My grandfather Edward, and grandmother Emily Francis Chandler, the daughter of a local builder, lived in a tiny terraced cottage at 26 Lower Church Lane, Farnham, Surrey. Here they raised their family of two boys and two girls.
In my imagination, I could see my grandfather who I can remember as a lovable old man with grey whiskers on his chin, a flat cloth cap on his head and the British Legion badge so proudly worn on his jacket lapel, stepping out of the front door of his house, straight onto the narrow cobbled street. From here he would start the short walk to work at the Bush Hotel in Farnham town centre, where he was employed as a domestic coachman. Part of his duties included collecting passengers from the local railway station, and, with his handsome coach and horses, he would transfer the guests to the hotel. In my youthful mind, I could hear the sound of hooves and iron clad wheels as they entered the ornately arched and cobbled hotel courtyard.
My great grandfather John, was baptised at Cuckfield in 1846, and grew up to be a blacksmith living in Staplefield, and on the 5 December 1870, he married Esther. She was born in 1849, the daughter of Edward Dawes, an agricultural labourer, and an intriguing discovery was that Esther’s mother, Martha, was the daughter of James Lindfield, a local broom maker. Within two generations I have two branches of the Lindfield tree.
St Catherine’s indexes record John born 1874 and Esther born 1872 and I am soon hoping to confirm that these were the elder brother and sister of Edward, who my mother knew affectionately as “Uncle Jack and Auntie Etty”, meaning that the first two children in the family were named after their parents.

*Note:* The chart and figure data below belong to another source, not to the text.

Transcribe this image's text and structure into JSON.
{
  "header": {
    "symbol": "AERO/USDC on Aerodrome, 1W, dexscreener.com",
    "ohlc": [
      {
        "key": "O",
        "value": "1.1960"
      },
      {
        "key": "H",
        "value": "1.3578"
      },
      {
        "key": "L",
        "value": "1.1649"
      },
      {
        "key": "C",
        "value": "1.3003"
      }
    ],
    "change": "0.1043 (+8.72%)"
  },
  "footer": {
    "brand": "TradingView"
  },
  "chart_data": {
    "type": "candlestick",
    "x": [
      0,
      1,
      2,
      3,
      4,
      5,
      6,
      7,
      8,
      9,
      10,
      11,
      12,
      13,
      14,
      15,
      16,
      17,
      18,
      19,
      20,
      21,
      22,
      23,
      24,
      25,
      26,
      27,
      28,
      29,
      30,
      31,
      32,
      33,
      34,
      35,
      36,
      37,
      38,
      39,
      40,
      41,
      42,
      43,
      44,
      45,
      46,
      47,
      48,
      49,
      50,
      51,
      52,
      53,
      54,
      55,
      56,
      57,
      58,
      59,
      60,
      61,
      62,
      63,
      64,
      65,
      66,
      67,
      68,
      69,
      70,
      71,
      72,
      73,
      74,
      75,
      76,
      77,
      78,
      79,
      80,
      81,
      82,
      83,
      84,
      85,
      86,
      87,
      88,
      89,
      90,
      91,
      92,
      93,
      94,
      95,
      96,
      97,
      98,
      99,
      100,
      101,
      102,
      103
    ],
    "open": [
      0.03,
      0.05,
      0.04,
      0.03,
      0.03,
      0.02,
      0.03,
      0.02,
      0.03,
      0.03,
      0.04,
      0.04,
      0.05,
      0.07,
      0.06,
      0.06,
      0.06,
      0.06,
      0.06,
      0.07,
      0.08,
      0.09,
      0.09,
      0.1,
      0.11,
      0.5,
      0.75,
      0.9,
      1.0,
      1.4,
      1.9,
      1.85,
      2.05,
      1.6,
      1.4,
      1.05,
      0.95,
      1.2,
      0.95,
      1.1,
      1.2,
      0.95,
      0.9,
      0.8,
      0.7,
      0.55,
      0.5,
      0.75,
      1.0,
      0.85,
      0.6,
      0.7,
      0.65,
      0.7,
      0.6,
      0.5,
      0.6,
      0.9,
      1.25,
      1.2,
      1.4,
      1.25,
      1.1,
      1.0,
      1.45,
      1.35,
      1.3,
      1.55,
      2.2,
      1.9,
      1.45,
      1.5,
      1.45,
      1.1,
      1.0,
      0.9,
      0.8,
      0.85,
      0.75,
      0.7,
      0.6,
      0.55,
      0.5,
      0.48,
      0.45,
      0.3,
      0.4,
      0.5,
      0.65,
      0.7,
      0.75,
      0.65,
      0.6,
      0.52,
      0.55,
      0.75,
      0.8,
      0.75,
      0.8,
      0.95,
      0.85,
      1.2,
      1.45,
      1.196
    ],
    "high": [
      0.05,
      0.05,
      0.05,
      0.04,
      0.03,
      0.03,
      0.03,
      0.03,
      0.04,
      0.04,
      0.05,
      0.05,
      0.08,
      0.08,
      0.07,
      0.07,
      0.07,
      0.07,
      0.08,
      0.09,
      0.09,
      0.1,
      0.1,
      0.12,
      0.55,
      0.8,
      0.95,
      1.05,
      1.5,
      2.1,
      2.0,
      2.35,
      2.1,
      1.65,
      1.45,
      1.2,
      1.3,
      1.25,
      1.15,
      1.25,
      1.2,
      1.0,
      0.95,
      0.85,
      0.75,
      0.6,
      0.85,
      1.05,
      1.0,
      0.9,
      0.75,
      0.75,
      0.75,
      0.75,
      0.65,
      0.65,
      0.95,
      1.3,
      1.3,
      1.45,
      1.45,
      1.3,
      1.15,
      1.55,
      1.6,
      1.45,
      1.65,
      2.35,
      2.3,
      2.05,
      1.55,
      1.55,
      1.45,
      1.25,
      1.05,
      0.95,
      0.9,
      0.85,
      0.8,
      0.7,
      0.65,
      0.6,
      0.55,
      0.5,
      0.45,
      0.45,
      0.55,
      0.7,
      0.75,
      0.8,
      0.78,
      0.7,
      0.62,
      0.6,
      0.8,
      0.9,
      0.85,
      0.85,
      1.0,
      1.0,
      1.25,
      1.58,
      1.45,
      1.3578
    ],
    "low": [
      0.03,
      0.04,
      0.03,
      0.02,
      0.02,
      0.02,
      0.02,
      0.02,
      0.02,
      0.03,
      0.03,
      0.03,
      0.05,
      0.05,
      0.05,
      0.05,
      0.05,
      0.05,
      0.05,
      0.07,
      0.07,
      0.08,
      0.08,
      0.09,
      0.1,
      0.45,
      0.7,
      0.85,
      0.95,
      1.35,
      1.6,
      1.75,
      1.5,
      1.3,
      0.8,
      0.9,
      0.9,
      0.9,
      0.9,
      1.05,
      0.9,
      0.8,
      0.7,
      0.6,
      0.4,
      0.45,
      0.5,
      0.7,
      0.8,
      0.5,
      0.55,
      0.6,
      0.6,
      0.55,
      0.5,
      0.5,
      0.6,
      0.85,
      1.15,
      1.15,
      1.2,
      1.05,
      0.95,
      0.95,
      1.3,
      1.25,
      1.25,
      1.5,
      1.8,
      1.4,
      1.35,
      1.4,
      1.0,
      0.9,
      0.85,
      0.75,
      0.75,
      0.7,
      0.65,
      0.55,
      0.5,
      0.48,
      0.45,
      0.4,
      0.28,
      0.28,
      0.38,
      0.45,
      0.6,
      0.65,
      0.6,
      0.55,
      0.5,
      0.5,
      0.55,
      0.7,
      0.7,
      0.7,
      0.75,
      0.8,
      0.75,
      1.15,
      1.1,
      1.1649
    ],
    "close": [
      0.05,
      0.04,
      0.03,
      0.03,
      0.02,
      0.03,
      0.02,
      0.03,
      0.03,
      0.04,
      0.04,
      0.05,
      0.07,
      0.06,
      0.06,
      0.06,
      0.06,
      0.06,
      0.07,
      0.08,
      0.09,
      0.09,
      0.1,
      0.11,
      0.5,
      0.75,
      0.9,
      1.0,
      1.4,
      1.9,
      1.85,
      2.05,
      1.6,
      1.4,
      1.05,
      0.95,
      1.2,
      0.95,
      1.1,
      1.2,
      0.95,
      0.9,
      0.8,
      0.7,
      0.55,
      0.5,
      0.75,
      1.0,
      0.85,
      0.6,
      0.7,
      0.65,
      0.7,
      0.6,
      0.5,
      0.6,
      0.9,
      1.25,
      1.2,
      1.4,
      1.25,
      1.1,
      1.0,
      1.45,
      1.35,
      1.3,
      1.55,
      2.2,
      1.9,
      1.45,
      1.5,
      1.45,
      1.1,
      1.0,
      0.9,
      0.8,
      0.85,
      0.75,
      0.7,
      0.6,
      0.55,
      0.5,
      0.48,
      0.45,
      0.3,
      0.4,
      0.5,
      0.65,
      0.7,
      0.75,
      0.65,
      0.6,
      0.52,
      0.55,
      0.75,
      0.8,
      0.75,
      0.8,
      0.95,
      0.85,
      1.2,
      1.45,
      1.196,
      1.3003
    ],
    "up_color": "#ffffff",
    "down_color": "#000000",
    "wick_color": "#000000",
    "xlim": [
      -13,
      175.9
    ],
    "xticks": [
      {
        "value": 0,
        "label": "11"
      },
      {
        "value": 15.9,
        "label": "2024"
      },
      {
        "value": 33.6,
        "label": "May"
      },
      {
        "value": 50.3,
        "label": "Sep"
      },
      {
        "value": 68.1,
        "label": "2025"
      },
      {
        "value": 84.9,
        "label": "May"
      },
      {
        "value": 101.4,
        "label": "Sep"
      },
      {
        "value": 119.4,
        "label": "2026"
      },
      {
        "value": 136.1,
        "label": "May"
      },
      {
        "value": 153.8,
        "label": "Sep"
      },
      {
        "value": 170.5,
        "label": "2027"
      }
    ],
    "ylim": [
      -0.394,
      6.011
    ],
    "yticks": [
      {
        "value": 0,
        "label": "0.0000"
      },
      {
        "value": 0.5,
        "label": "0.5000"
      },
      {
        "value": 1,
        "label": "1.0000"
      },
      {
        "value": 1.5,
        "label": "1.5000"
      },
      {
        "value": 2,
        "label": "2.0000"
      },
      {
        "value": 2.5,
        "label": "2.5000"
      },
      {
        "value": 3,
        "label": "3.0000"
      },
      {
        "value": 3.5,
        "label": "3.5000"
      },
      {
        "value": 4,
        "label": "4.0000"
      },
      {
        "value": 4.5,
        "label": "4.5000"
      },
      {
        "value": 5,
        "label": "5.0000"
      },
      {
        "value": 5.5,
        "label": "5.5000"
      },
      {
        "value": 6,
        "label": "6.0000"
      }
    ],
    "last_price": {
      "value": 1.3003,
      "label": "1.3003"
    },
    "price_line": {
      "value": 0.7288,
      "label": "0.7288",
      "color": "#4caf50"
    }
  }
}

At some time before the end of the 19th century, John and his family had moved from Sussex and he was working at the blacksmith’s shop at Frensham, near Farnham, and many times I have been told the story of a huge pair of wrought iron gates that he had built for the nearby Grayswood Manor House, and that during World War 2 they were hurriedly exported to prevent them being requisitioned for use in the armaments industry.
By 1904 he had changed his occupation and in partnership with his eldest son John, had opened the cycle business in Bagshot, Surrey, which features in the cover picture. The photograph seems to indicate that he still used his heavy blacksmith’s hammer for the cycle repair work!
My one great sadness is in the knowledge that no boys were born to either of grandfather’s two sons, so with the eventual demise of my dear old uncle Albert, my branch will fall from the Lindfield family tree.